First Photo From Space

Dennis Toseland

Posted on October 28 2015

This is pretty awesome!  This First Photo From Space was taken from a captured V-2 rocket that was launched by US scientists on October 24, 1946.  Before 1946, the highest pictures ever taken of the Earth’s surface were from the Explorer II balloon, which had ascended 13.7 miles in 1935, high enough to discern the curvature of the Earth. The V-2 cameras reached more than five times that altitude, where they clearly showed the planet set against the blackness of space. 

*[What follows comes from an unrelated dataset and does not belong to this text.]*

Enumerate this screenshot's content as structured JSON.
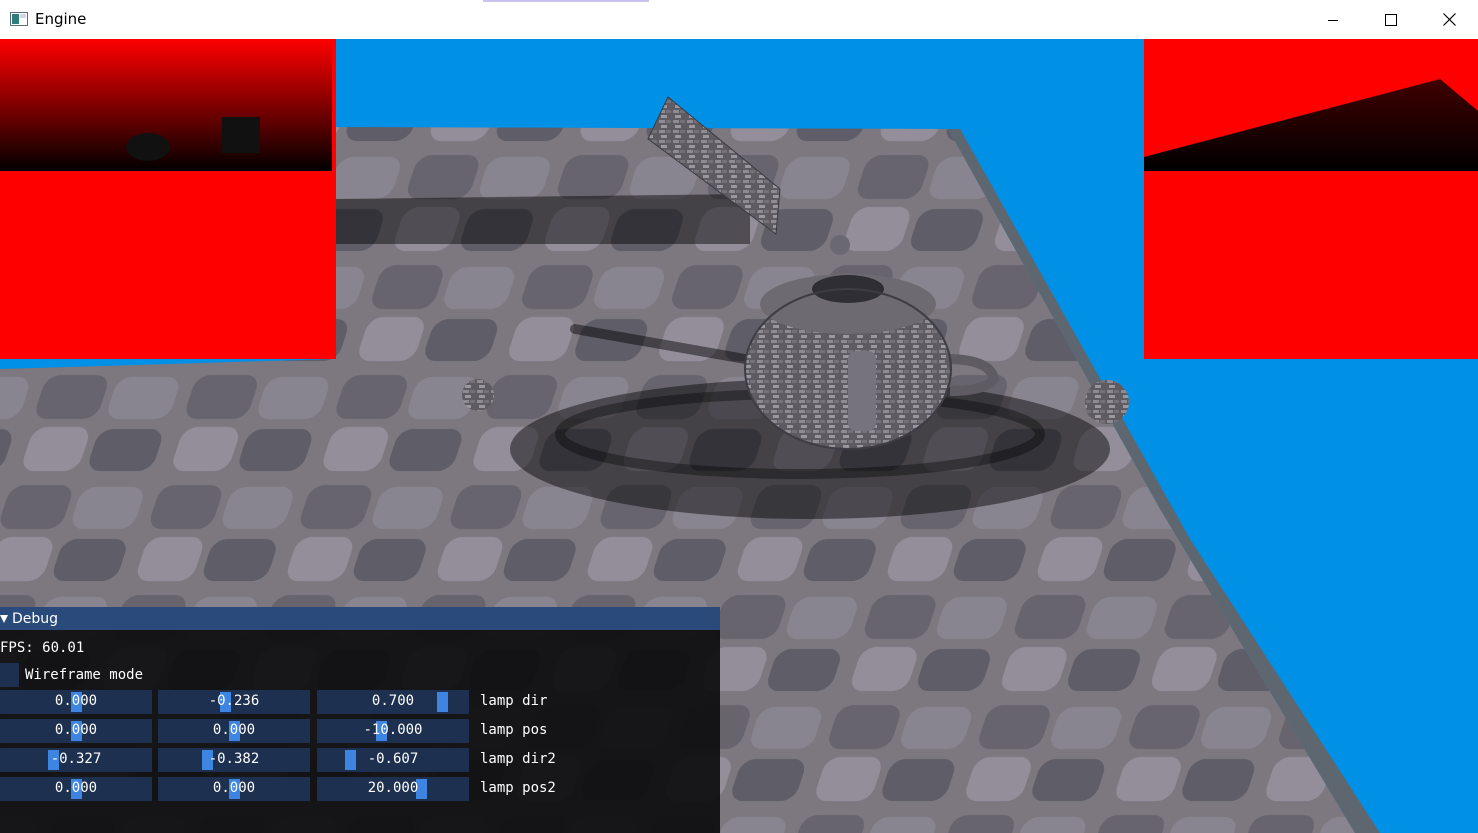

More than 1,000 Earth pictures were returned from V-2s between 1946 and 1950, from altitudes as high as 100 miles. The photos, showing huge expanses of the American southwest, appeared in newspapers and were scrutinized by scientists from the U.S. Weather Bureau. A few predictions as to where it all might lead: "Results of these tests now are pointing to a time when cameras may be mounted on guided missiles for scouting enemy territory in war, mapping inaccessible regions of the earth in peacetime, and even photographing cloud formations, storm fronts, and overcast areas over an entire continent in a few hours."

We've come a long way, with the new amazing satellites that can take pictures of the Earth in many different wavelengths and stunning clarity.  Today, when millions of people watch pictures of the Earth from cameras in outer space every day, it seems a perfectly natural thing.